Eastman was Menifee Valley’s top administrator for about 2 1/2 years, according to district records. She could not be reached for comment, despite three phone calls and a letter requesting an interview left at her home.
In its correction plan, the hospital promised to train its staff on policies governing patient rights and how to handle patient complaints. The hospital promised to immediately suspend any employee accused of abusing a patient and to terminate the employee if the allegations are confirmed.

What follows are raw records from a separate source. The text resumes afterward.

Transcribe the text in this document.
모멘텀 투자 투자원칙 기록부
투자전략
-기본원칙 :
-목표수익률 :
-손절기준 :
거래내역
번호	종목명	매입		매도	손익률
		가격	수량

Inspectors returned to Menifee Valley in early May to check on the hospital’s progress. They found still other problems that prompted them to warn the hospital Aug. 26 that it could be terminated from the Medicare program if corrections were not made by Nov. 26, said Lang and hospital spokeswoman Karen Roberts.
Lang, who wrapped up his duties as interim chief executive last week, declined to provide details of the latest inspection. He said the hospital already has corrected “90-some percent of all the things they pointed out.” He said the district is submitting its plan of correction to state and federal regulators this week.
Lang is being replaced by Jim Maki, who took over Monday as the district’s permanent chief executive.
Valley Health System day-to-day operations are managed by Valley Health Care Management Services LLC, a company created jointly by the district and its business partner, Hemet surgeon Dr. Kali P. Chaudhuri. That company is paid $696,161 a month and employs the district’s chief executive, all of the district’s hospital administrators and other managers.
Chaudhuri referred a phone call seeking comment to his attorney, William Thomas.
In a statement, Thomas said: “Valley Health Care Management Services LLC has taken what it believes to be appropriate steps to respond to comments by the Medicare authorities regarding the operation of the Menifee Valley Medical Center.”
Thomas’ statement added that the company “is confident that best practices will continue to be successfully implemented” under Maki, the district’s new chief executive, “who has given this project his highest priority.”